There are a number of things to consider here. Firstly, you need to know what grade of steel it must be, and mild steel is not adequate. The limitation is that for safe bolting, the bolts MUST snap before the female threads strip, so that there is a clear indication of failure. The bolts really need to be grade 8.8, which means that the bar must be made of at least the same grade of material as the matching nuts for grade 8.8 bolts (not actually the same steel as the bolts).
Now before some non-engineer comes along and says that you just don't torque the bolts up to stripping point, I will explain that those particular small bolts (1/4" UNF) are perfectly safe in a normal Mini, with standard or even mildly uprated dampers and rubber cone springs, but are in no way safe for handling the spring plus damper load if using coilovers. (Coilovers are totally unsuitable for road cars anyway, as has been explained here many times, but that is another topic...) In all cases, the bolts, necessarily actually set screws because of their short length, are not "fitted" bolts, in reamed holes, and cannot carry the load in shear, so it is carried by friction between the damper mount bracket and the inner wing, the bolts only providing the very high clamping load that is necessary, so they MUST be torqued up correctly, at which point a mild steel bar will be perilously close to stripping.
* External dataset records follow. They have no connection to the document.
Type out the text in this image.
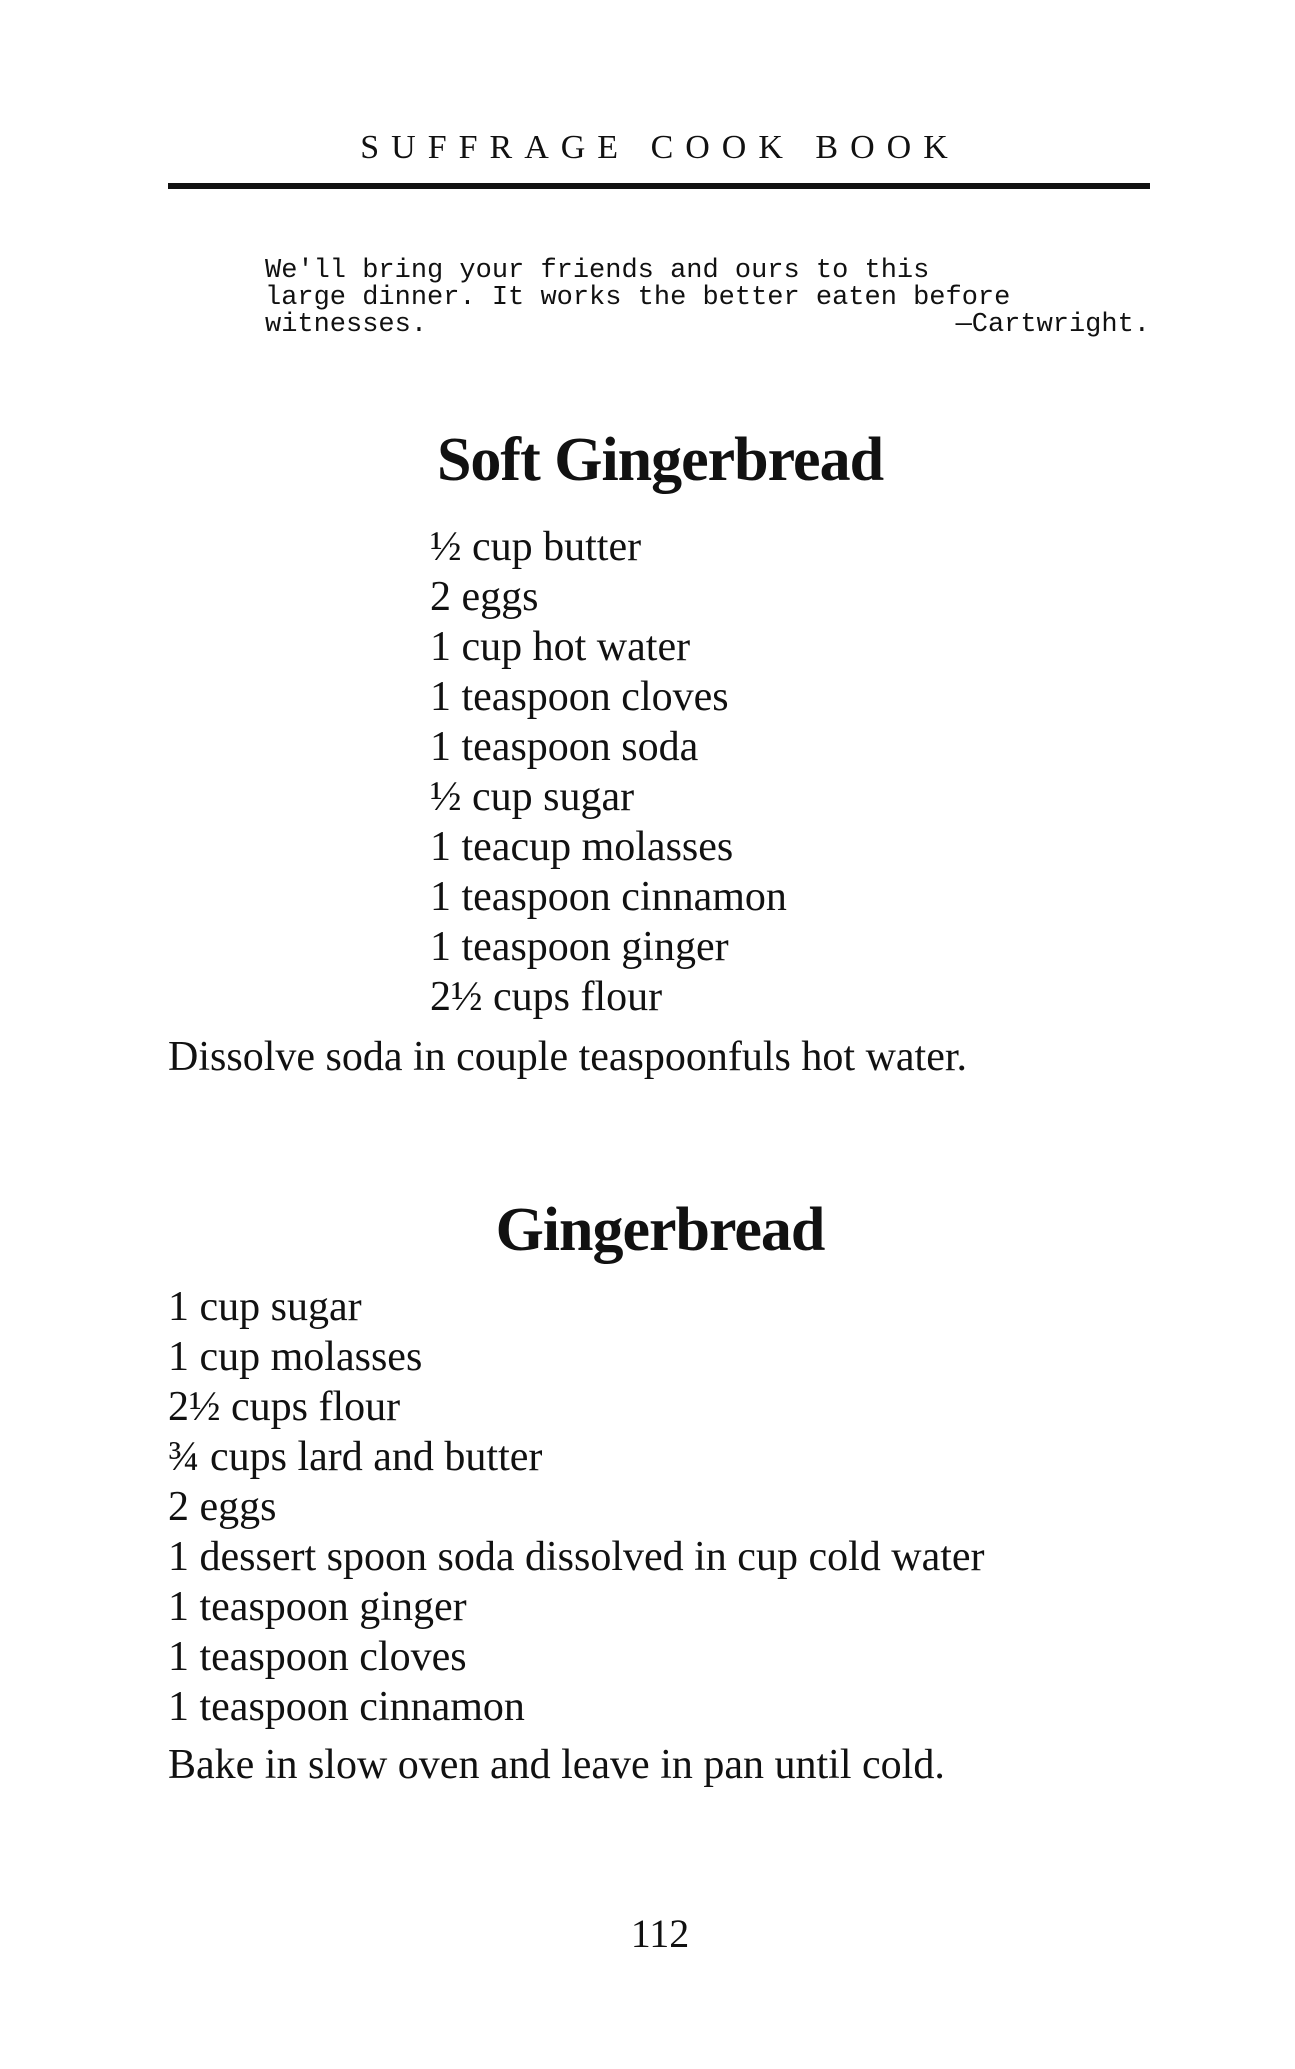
SUFFRAGE COOK BOOK
We'll bring your friends and ours to this
large dinner. It works the better eaten before
witnesses.	—Cartwright.
Soft Gingerbread
½ cup butter
2 eggs
1 cup hot water
1 teaspoon cloves
1 teaspoon soda
½ cup sugar
1 teacup molasses
1 teaspoon cinnamon
1 teaspoon ginger
2½ cups flour
Dissolve soda in couple teaspoonfuls hot water.
Gingerbread
1 cup sugar
1 cup molasses
2½ cups flour
¾ cups lard and butter
2 eggs
1 dessert spoon soda dissolved in cup cold water
1 teaspoon ginger
1 teaspoon cloves
1 teaspoon cinnamon
Bake in slow oven and leave in pan until cold.
112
So, to keep life simple, I would use a mild steel bar, drilled with two plain holes, and weld grade 8.8 nuts to the back. Then you have the bar as the load spreader, which is essential and within the capabilities of mild steel, and the proper nut material, also essential, without getting involved in procuring, drilling and tapping some exotic steel. And, if you are doing that, you can make a small improvement by using actual bolts, not set screws, which will engage closely with the carefully drilled holes in the bar. Also consider using grade 10.9 capheads (do not use grade 12.9, it lacks ductility) and matching nuts, and upping the bolt torque by 25%.
The mild steel bar can be safely MIG welded to the shell in the usual way, although the welds are only needed to keep them in position during assembly. When welding a grade 8.8 nut, and even more so, a grade 10.9 nut, a zero hydrogen process is essential to avoid serious embrittlement, i.e. no trace of oil, paint or moisture, and scrupulously clean MIG wire (some has a lubricant applied during manufacture, which is bad) or a low hydrogen 7018 arc welding rod. But you only need two opposing tack welds between nut and bar, don't go for a full weld.
It is probably quicker to actually do than write about it, the welding only takes seconds once all the bits have been made. I would do it on the bench, using the damper bracket as a jig to get the hole spacing correct, then bolt up the bracket through the bar, to hold the nuts against the bar firmly, and a couple of seconds of weld will fix the nuts permanently. Then I would put the bars (two, top and bottom) in the car, bolt the bracket in place, and put a few MIG tacks between bars and shell to keep them there. Then I would take the mount off again and paint and rustproof the entire area.
If I was daft enough to use coilovers on the road, I would be upgrading the bolts to at least 5/16" UNF grade 10.9, and for that, you have to file out the holes as the centres will have to move slightly. Actually I have even dafter plans, something better than coilovers, but that is a long way off yet, and if it works out, it will of course be posted to the forum.